In this example, the workflow is as follows:

  1. According to num_rows there should be 7 existing rows (at least if I understand the note from the docs correctly)
  2. We calculate the number of row groups: $(n_{rows} - 1) / 16 + 1 = (7 - 1) / 16 + 1 = 6 / 16 + 1 = 0 + 1 = 1$ which means that there is only one rowgroup
  3. According to the row_presence_flags there are only 2 rows in the group

image

If the note is correct, where are the remaining 5 rows? I already checked, the other rows groups in that page do not contain any rows (it starts to fail after 45 rows groups).

brunchboy commented 2 months ago

I’m afraid it has been too many years since I was working at this level for the details to be fresh in my head. Do you have a sample export file that you can share that Crate Digger fails to find all the rows for a table with? Thinking about this now, I think you are probably right that we can’t use num_rows to figure out how many row groups there are, because of the fact that deleted rows might use up several row groups. So how are you determining how many row groups to scan?

brunchboy commented 2 months ago

Perhaps we need to just assume there are as many row groups as fit in the index page, and keep scanning until we find num_rows non-deleted rows? Sadly this is not going to be something that can be expressed coherently in Kaitai, I fear. Although we might be saved by the lazy nature of the row group evaluation.

Holzhaus commented 2 months ago

Perhaps we need to just assume there are as many row groups as fit in the index page, and keep scanning until we find num_rows non-deleted rows?

Nope, this is what I tried and it doesn't work. The export.pdb linked my comment above just contains the two demo tracks, but num_rows is 7. My initial implementation tried to read row groups until it finds 7 non-deleted rows, but since there are only two non-deleted rows it crashes at some point because it tries to interpret actual row data at the start of the heap as row group data.

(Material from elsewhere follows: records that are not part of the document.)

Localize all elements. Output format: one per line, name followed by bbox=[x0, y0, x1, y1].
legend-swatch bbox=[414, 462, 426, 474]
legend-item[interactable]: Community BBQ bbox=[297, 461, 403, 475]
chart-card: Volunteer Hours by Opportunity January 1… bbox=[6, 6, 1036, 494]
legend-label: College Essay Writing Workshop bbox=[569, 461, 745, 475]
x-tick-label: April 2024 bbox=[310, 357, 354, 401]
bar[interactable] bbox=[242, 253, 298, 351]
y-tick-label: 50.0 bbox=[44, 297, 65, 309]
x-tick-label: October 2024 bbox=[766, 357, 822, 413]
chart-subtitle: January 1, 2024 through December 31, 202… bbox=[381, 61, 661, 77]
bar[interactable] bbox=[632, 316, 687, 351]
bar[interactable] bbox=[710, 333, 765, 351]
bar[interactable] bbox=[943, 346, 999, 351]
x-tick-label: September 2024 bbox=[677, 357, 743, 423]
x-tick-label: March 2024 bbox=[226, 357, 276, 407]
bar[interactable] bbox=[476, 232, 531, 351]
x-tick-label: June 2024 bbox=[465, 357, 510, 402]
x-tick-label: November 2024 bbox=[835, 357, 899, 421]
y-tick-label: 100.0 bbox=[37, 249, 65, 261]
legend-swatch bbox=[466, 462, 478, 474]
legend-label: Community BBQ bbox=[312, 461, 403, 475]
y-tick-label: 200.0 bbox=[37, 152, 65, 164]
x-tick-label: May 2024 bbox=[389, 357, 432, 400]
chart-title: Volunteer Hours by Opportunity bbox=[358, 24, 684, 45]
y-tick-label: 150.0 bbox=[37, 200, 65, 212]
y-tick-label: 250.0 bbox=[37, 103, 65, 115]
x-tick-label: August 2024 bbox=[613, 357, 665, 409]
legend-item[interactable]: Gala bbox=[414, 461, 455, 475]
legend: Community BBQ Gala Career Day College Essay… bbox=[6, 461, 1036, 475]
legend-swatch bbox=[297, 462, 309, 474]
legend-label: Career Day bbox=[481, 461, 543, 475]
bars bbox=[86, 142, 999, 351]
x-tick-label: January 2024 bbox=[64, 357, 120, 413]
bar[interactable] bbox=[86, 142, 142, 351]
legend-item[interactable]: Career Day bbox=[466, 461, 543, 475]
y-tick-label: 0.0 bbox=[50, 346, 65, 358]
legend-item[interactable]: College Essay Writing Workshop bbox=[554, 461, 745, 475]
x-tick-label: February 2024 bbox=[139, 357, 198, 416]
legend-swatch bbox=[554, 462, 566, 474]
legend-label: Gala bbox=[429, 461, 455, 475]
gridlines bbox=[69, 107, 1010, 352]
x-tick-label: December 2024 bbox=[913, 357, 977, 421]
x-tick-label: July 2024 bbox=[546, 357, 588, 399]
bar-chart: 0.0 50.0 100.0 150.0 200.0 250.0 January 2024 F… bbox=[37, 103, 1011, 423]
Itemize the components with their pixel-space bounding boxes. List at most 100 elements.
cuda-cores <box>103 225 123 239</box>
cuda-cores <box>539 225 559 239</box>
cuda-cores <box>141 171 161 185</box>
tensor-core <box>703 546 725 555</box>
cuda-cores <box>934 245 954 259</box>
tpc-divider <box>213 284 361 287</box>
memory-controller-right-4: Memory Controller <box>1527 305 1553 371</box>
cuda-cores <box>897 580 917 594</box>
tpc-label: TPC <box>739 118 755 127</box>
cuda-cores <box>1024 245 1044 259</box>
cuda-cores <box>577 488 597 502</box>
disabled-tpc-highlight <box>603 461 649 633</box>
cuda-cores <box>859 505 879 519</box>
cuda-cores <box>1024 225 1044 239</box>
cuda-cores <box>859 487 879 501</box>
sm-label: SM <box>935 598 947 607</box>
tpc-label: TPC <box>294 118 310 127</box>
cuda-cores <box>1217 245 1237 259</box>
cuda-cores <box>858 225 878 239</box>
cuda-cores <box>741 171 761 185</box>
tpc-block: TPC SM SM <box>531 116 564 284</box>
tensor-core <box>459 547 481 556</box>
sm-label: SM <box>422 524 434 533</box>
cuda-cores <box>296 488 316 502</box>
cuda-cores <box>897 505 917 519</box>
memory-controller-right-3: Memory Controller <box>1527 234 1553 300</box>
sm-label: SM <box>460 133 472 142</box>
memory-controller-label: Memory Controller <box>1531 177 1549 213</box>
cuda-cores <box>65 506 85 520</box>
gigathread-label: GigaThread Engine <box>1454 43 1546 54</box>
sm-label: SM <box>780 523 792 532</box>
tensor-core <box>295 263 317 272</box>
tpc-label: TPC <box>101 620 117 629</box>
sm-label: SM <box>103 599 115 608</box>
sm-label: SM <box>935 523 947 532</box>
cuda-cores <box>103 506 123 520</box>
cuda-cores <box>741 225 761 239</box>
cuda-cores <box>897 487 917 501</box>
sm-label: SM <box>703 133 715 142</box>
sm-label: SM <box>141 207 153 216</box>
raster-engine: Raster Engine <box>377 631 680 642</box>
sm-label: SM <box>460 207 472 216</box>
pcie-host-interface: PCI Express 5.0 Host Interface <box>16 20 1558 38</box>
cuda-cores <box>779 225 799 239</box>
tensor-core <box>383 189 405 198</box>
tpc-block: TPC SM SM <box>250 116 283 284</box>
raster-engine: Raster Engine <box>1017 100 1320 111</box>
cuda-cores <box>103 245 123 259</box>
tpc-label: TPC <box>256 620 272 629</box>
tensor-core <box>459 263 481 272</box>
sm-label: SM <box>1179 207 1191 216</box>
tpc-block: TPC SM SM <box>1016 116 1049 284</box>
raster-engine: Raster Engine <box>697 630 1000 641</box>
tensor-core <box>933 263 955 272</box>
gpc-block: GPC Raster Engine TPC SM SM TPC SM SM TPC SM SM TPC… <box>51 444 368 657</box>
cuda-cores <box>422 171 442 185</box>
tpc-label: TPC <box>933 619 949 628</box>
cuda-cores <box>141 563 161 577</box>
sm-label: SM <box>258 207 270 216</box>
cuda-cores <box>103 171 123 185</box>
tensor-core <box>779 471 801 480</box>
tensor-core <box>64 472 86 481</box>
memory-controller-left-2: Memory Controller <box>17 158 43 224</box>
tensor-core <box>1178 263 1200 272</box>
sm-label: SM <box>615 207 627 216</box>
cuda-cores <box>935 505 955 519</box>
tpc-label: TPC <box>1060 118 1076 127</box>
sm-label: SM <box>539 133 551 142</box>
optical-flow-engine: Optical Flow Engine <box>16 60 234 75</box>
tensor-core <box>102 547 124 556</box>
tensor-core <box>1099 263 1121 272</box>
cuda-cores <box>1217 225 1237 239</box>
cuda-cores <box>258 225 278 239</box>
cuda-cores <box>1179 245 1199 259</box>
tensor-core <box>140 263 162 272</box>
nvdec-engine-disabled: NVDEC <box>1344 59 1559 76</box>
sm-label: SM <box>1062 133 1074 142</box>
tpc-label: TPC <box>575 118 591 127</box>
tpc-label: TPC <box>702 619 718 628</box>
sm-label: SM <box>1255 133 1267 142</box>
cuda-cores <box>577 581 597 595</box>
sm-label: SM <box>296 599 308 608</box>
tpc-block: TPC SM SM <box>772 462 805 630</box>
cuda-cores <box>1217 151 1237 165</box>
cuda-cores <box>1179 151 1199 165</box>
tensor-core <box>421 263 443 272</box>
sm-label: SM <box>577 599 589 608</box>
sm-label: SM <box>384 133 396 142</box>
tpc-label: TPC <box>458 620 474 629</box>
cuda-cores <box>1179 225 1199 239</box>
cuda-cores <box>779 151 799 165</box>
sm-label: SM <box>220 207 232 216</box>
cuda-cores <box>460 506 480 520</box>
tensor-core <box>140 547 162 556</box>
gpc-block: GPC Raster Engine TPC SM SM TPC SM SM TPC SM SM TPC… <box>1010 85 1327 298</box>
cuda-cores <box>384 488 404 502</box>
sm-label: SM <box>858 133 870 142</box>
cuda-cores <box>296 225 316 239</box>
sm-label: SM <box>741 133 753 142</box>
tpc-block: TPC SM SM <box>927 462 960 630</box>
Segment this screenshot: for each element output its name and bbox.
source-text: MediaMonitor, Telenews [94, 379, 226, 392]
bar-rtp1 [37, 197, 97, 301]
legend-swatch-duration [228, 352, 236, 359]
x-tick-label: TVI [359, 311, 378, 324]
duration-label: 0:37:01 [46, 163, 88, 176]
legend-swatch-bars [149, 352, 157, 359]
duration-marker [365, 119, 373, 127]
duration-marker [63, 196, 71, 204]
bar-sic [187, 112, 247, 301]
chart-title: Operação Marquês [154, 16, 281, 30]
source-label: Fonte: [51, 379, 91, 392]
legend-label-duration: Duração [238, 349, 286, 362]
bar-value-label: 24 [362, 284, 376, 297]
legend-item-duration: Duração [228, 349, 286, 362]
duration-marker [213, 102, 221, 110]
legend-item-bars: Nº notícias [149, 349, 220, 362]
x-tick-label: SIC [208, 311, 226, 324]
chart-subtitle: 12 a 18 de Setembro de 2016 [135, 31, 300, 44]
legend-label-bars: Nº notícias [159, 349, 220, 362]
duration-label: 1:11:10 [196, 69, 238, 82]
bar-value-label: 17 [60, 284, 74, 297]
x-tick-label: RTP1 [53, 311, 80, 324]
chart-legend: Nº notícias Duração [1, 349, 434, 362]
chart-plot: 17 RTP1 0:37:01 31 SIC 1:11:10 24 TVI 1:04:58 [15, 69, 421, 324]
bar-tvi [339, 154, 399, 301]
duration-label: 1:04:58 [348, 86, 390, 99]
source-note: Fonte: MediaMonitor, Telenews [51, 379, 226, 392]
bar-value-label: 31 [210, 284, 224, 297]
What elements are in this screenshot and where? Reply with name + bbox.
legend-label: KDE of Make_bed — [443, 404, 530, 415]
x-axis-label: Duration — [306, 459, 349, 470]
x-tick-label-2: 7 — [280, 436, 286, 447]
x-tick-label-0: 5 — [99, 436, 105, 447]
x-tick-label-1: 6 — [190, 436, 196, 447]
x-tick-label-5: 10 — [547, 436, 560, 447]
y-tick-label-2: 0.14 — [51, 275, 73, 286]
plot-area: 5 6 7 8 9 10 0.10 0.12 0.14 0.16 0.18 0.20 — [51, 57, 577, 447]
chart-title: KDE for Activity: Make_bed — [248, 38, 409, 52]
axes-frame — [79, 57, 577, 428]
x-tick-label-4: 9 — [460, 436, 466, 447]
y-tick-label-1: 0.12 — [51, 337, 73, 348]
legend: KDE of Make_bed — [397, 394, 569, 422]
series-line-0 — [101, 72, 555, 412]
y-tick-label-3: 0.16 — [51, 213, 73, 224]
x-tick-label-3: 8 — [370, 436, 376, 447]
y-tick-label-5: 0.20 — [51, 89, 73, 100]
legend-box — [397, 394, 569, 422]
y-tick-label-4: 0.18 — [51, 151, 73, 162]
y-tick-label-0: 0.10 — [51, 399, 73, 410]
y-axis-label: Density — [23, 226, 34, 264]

Holzhaus commented 2 months ago

Just to clarify: the current kaitai code works. I'm just saying the corresponding docs are confusing and likely wrong.

My current interpretation of num_rows is that:

brunchboy commented 2 months ago

Yes, I think that is the best interpretation from the evidence. num_rows tells us how many rows have ever been allocated, which we can use to calculate num_row_groups, and we just need to scan all row groups for any whose presence is true.

brunchboy commented 2 months ago

Thanks for this follow up, I will re-update the documentation and implementation when I have some time. I will re-open this issue in the mean time.

brunchboy commented 2 months ago

Ok, I have fixed the documentation and the Kaitai mapping explanation. It seems my implementation was already working this way, but the reasoning behind the explanation was wrong. Thanks again for pointing this out, I have added credit in the change log!

brunchboy commented 2 months ago

(Oh, and please let me know if it is still confusing or could be further improved in your eyes!)